Parallel download #43

Closed agalitsyna closed 6 years ago

agalitsyna commented 6 years ago

I've parallelized sra download/parsing and revived some forgotten, but useful features (e.g. silent download). I also designed tests for parallelization and run the old ones to prove that I have not introduced any errors.

Hope you find this useful. I'll be happy to accept your suggestions on how to improve this part.

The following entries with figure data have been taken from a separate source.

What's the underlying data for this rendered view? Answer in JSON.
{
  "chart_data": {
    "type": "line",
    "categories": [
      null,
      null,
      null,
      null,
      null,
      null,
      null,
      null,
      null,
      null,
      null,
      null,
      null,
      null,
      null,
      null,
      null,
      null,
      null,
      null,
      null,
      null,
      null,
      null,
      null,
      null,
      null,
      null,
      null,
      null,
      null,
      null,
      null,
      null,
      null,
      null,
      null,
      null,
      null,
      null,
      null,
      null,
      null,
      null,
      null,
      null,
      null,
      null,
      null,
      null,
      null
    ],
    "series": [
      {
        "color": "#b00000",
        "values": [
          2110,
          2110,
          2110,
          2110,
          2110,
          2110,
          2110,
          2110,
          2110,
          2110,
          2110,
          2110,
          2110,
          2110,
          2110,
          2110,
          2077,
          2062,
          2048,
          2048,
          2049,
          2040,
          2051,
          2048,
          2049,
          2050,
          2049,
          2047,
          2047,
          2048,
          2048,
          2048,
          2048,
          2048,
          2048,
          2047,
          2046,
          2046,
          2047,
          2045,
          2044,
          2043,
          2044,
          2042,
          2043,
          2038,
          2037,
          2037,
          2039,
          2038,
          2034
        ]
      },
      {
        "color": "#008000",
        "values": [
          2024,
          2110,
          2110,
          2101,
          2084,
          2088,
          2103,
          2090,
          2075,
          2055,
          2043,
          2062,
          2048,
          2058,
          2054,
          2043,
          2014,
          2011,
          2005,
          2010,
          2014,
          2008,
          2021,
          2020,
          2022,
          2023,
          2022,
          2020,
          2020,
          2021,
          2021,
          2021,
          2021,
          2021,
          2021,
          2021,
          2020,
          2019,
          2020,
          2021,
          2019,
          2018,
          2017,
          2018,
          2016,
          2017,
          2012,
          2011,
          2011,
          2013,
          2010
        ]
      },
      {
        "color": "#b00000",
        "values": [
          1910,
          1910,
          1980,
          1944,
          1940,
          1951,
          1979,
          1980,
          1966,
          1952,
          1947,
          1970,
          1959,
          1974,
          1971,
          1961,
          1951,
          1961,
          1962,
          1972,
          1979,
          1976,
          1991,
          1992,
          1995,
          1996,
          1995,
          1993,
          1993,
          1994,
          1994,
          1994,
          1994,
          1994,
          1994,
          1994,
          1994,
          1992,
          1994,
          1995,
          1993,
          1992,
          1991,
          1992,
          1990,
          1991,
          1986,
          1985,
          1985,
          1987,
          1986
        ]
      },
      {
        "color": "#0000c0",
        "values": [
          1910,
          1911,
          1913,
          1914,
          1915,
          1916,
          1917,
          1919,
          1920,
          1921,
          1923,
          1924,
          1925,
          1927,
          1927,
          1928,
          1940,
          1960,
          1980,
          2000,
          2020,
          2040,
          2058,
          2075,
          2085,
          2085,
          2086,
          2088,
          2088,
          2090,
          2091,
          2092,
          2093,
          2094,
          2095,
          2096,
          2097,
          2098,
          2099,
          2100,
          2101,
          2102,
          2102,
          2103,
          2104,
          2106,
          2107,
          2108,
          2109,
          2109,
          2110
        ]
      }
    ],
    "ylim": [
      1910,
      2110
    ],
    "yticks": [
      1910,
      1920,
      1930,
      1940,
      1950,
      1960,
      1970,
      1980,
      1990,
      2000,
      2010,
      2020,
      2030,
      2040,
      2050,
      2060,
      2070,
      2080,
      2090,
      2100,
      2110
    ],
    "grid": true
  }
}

guma44 commented 6 years ago

Hi, thanks a lot for this pull request. I really like the tests you added. I am in the process of reviewing and testing the code. The tests on Travis are not passing because there is no Bio module in requirements.txt file. It should be added - in the past, it was optional because most people would not use it to download SRA files anyway. This time it has to be included because tests are based on it. I also see some minor style issues but this is to be fixed in the end.

antonkulaga commented 6 years ago

@agalitsyna looks awesome, looking forward to seeing it merged!

agalitsyna commented 6 years ago

Hi, thanks a lot for the review! Can I fix the Bio module requirement and minor style issues and do pull request once more? If so, I'd be grateful for a general description of style issues.

guma44 commented 6 years ago

Of course, you can. Concerning the style, whenever I can I try to follow pep8 so when you use any linter (sublime anaconda, atom python-ide, autopep8 or pycodestyle) should give you some hints. In the code, I live some marks too.

agalitsyna commented 6 years ago

Basically, I've completed code style review (not only for parallelization part) and added biopython to the requirements. I've also fixed some minor bugs that I've encountered. I've run a setup from scratch of GEOparser on a blank linux system, both installation and tests are ok.

I avoided following some PEP8 recommendations that were already ignored in GEOparse (e.g. no capital letters in function names).

I'm confused by two things:

  1. Mixed usage of exceptions (logger.error vs GEOTypes defined exception classes). Is there any substantial logic for it? For example, I had to remove NoSRAToolkitException, because the SRA unpacking step was moved to utils.py, where there are no exception classes defined. Hope it's not a crime.

  2. Usage of e-mail is required by my tests with SRA download, so I put my unused e-mail for that purpose in the code. Is it convenient?